Bu köşeyi okuyanlar ve ekranlarda Ukrayna krizi ile ilgili değerlendirmelerimi izleyenler iyi bilirler; en başından itibaren ABD’nin Rusya ile sıcak savaş planlamadığını, Ukrayna için savaşmayacağını, uzun soluklu bir yıpratma, ekonomik olarak çökertme ve sonuç olarak Rusya’nın mücadeleye devam azim ve iradesini yıkma peşinde olduğunu söylemiştim. Ukrayna Savaşı; ABD’nin tek kutuplu küresel düzenini korumak için Rusya’ya ve Çin’e karşı sürdürdüğü İkinci Soğuk Savaş içinde sadece bir hamle. Hatta ABD’nin Ukrayna’da, 1979-1988 yılları arasında Afganistan’da Sovyetler Birliği’ne karşı yürütmüş olduğu vekâlet savaşı benzeri bir savaş planının içinde olduğunu da belirtmiştik.
ABD, Rusya’yı Ukrayna tuzağının içine çekti.
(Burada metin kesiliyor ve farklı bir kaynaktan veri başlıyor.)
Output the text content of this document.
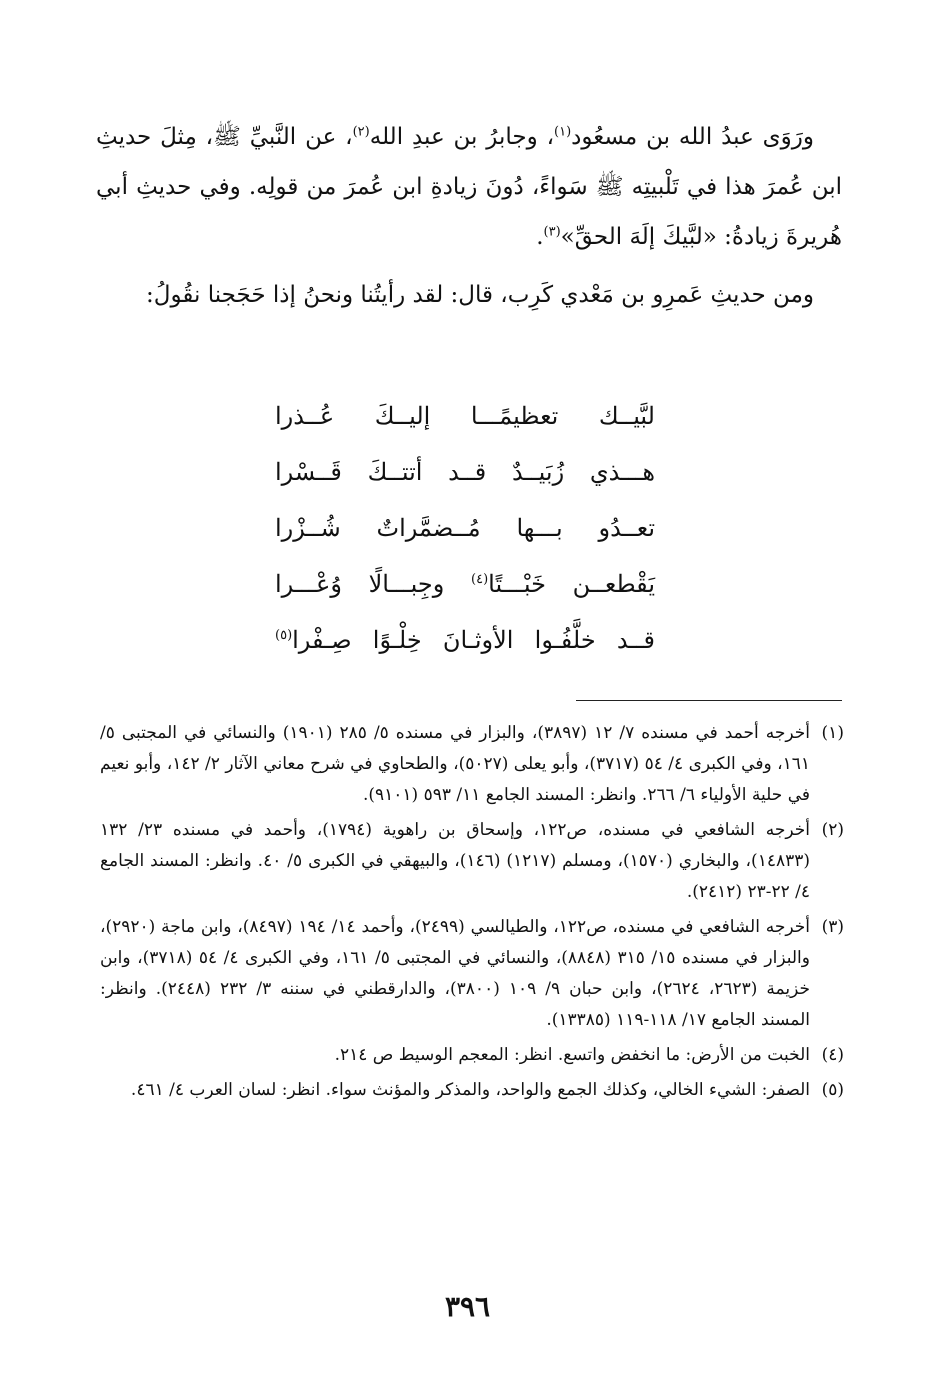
ورَوَى عبدُ الله بن مسعُود$^{(١)}$، وجابرُ بن عبدِ الله$^{(٢)}$، عن النَّبيِّ ﷺ، مِثلَ حديثِ ابن عُمرَ هذا في تَلْبيتِه ﷺ سَواءً، دُونَ زيادةِ ابن عُمرَ من قولِه. وفي حديثِ أبي هُريرةَ زيادةُ: «لبَّيكَ إلَهَ الحقِّ»$^{(٣)}$.

ومن حديثِ عَمرِو بن مَعْدي كَرِب، قال: لقد رأيتُنا ونحنُ إذا حَجَجنا نقُولُ:

لبَّيــك تعظيمًـــا إليــكَ عُــذرا
هـــذي زُبَيــدٌ قــد أتتــكَ قَــسْرا
تعــدُو بـــها مُــضمَّراتٌ شُــزْرا
يَقْطعــن خَبْـــتًا$^{(٤)}$ وجِبـــالًا وُعْـــرا
قــد خلَّفُـوا الأوثـانَ خِلْـوًا صِـفْرا$^{(٥)}$

(١)أخرجه أحمد في مسنده ٧/ ١٢ (٣٨٩٧)، والبزار في مسنده ٥/ ٢٨٥ (١٩٠١) والنسائي في المجتبى ٥/ ١٦١، وفي الكبرى ٤/ ٥٤ (٣٧١٧)، وأبو يعلى (٥٠٢٧)، والطحاوي في شرح معاني الآثار ٢/ ١٤٢، وأبو نعيم في حلية الأولياء ٦/ ٢٦٦. وانظر: المسند الجامع ١١/ ٥٩٣ (٩١٠١).

(٢)أخرجه الشافعي في مسنده، ص١٢٢، وإسحاق بن راهوية (١٧٩٤)، وأحمد في مسنده ٢٣/ ١٣٢ (١٤٨٣٣)، والبخاري (١٥٧٠)، ومسلم (١٢١٧) (١٤٦)، والبيهقي في الكبرى ٥/ ٤٠. وانظر: المسند الجامع ٤/ ٢٢-٢٣ (٢٤١٢).

(٣)أخرجه الشافعي في مسنده، ص١٢٢، والطيالسي (٢٤٩٩)، وأحمد ١٤/ ١٩٤ (٨٤٩٧)، وابن ماجة (٢٩٢٠)، والبزار في مسنده ١٥/ ٣١٥ (٨٨٤٨)، والنسائي في المجتبى ٥/ ١٦١، وفي الكبرى ٤/ ٥٤ (٣٧١٨)، وابن خزيمة (٢٦٢٣، ٢٦٢٤)، وابن حبان ٩/ ١٠٩ (٣٨٠٠)، والدارقطني في سننه ٣/ ٢٣٢ (٢٤٤٨). وانظر: المسند الجامع ١٧/ ١١٨-١١٩ (١٣٣٨٥).

(٤)الخبت من الأرض: ما انخفض واتسع. انظر: المعجم الوسيط ص ٢١٤.

(٥)الصفر: الشيء الخالي، وكذلك الجمع والواحد، والمذكر والمؤنث سواء. انظر: لسان العرب ٤/ ٤٦١.

٣٩٦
Bazıları diyor ki; “Bu nasıl devlet ki böyle bir tuzağa düşüyor, düşmesin efendim!”. İnsanlarımız kolayca anlasın diye tuzak olarak adlandırdığım bu durumu daha akademik ve diplomatik olarak ifade etmek gerekirse bu bir satranç hamlesiydi. Ukrayna müdahalesi gibi hamlelerin ipuçlarını Zbigniew Brzezinski’nin ABD’nin küresel üstünlüğünü, dünyanın tek süper gücü olarak devamının jeostratejik gerekliliklerini anlattığı “Büyük Satranç Tahtası” kitabında bulabilirsiniz. Brzezinski; “Rusya da bölünmeli ve parçalanmalı” dedi ve bunun için de hangi hamlelerin yapılması gerektiğini anlattı. Ukrayna da bu hamlelerden biriydi. Yoksa Ukrayna’nın ve Ukraynalıların güvenliği ABD’nin umurunda bile değildi.
Rusya’nın Talepleri
Rusya için Ukrayna bir kırmızıçizgiydi ve bu konuda ciddi olduğunu göstermek için Ukrayna’nın doğu sınırına yaklaşık olarak 150 bin asker konuşlandırdı. Bugün itibarıyla ikinci haftasını dolduran Ukrayna Savaşını engellemek mümkündü. Rusya’nın ABD’den ve NATO’dan genel olarak talepleri ise;
- NATO’nun Rusya’ya doğru genişlemeyeceğine dair garanti,
- NATO’nun Rusya sınırlarına yakın olan silahları için garanti,
- NATO’nun 1997’den sonra Doğu Avrupa ülkelerine yerleştirdiği silahları ve askeri tesisleri kaldırması idi.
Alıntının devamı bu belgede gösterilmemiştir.